3. Terry and Sarah lose their parents when they're twelve years old. Follow their journey as they brave the wilderness of eighteenth-century Colorado to avoid being taken in by their abusive Aunt Sophie.

4. In an effort to dam the flood of doorstopper fantasy novels featuring prophecies and chosen ones, a literary agent valiantly takes on the mantle of Fate's Guardian, forbidding the use of destiny-based plot devices.

5. As the Destiny Star approaches, assuring complete annihilation of life on Earth within 100 years, one scientist figures out how to use micro-black holes to tunnel out of the Milky Way to a planet that can sustain life.

6. The Johnsons wanted one thing for their daughter: to be the best stripper at the Dallas airport. Now all grown up, Destiny is about to embark on the job interview of a lifetime.

7. "You may be a winner!" screams the envelope. So 89-year-old Marge Doherty decides to try and win. Trouble is, there are so many confusing rules and codes and fees, she has no chance. Heartbroken, penniless, she dies alone. And somewhere in a building in New York, another demon gets its horns for tricking someone out of money and time.


Original Version

Dear Evil Editor:

Based on a true story…A heartfelt account of a lifelong love. [Get rid of this. It doesn't tell us anything you don't say later on.]

Danny and Cassidy meet as teens and fall in love. Their tumultuous relationship brings misery and happiness to Cassidy. The story is told from her perspective and brings the reader into her emotions and trials. Determined and loyal, the once shy girl fights for a love that she cannot let go of. Her belief that Danny is her destiny perpetuates her longtime fight to bring them together. [This is all vague. In what way is their relationship tumultuous? What happens that brings misery and happiness to Cassidy? What emotions and trials is the reader brought into? Why does she have to fight for her love, when Danny is in love with her?]

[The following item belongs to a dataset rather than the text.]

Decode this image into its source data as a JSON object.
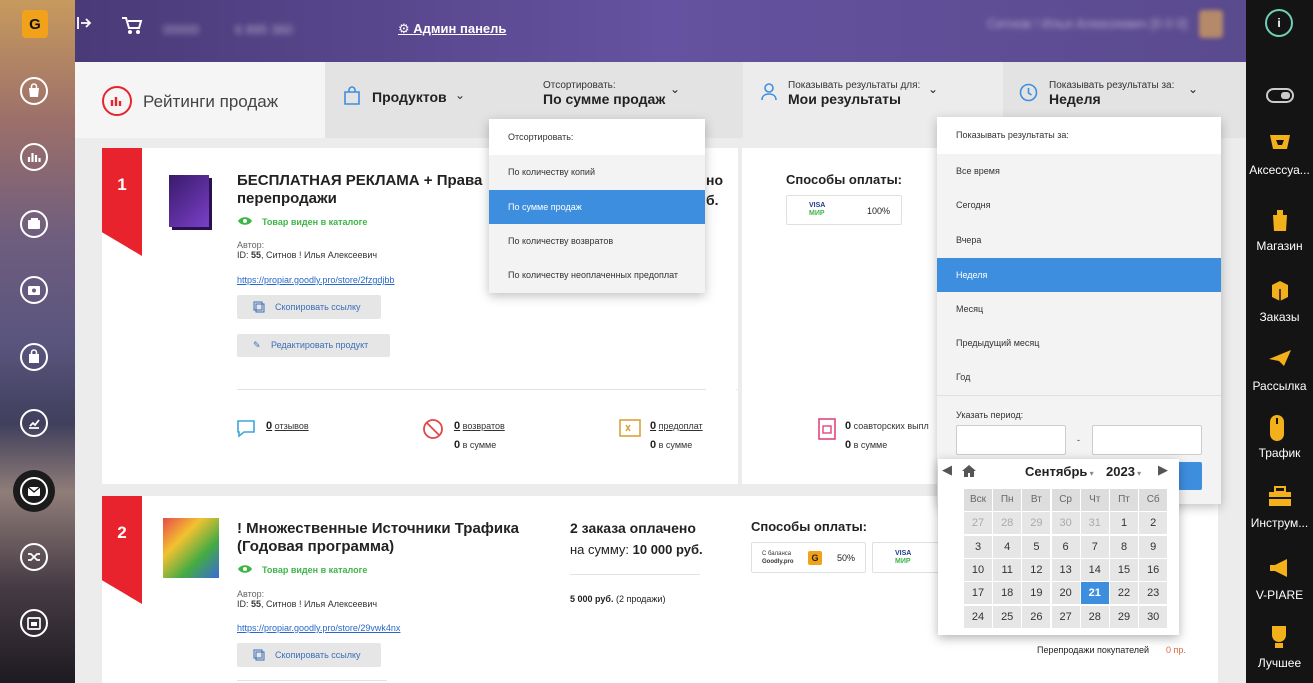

Tragedy befalls her in her twenties [What tragedy?] and she has to face the fact that she has lost Danny. [Did he move away? Marry someone else? Die?] Still, their love seems to live on[You just said she had to face the fact that she had lost him. One sentence ago.] and she meets the obstacles head on. [What obstacles?] The story walks the reader through her difficult life. At times, you may want to scream at her….to just give up. [I do want to scream or just give up. You got that part right.] Her journey will pull at you [It will pull at me? What does that mean?] and make you feel many emotions: love, betrayal, rage and a desperate heartbreak. [The query alone is making me feel at least one of those.]

Can they learn to let go of a love that always seemed to prevail, [Why should they learn to let go of it?] or has destiny set a path for them that’s beyond their control?

A unique raw love story [Don't claim it's unique; tell us what's unique about it.] based on true events [What true events?] that will take you back to your own teen years, [I don't want to be taken back to my teen years.] DESTINY is a 58,000 word Chick-Lit, which will have you reliving all those [humiliating, misery-inducing] first love experiences. [I think of Chick Lit as predominately lighthearted. The Devil Wears Prada. Shopaholic. Bridget Jones Returns Yet Again. This book sounds like Literary Fiction. Tragedy, misery, heartbreak. If it's not a downer, show us the funny side.]

In the interest of full disclosure, this book was briefly published by an indie publisher Linkville Press, but due to the publisher violating their contract, they have returned the full rights back to me. [If your cover was as unappealing as the other ones on their site, they did you a favor.] The book has since been completely revised with the assistance of a professional editor. [Is that how the publisher violated the contract . . . . by not completely revising the book?]


Notes

You don't tell us anything that happens in your book. I'm not sure anything does happen. Millions of people fall in love as teens and move on (or don't) in their twenties. What makes this story different from all the others? Start over and provide some of the specific events that drive the plot toward its remarkable conclusion.

Not that it should be in the query, but what was it your publisher did to violate your contract?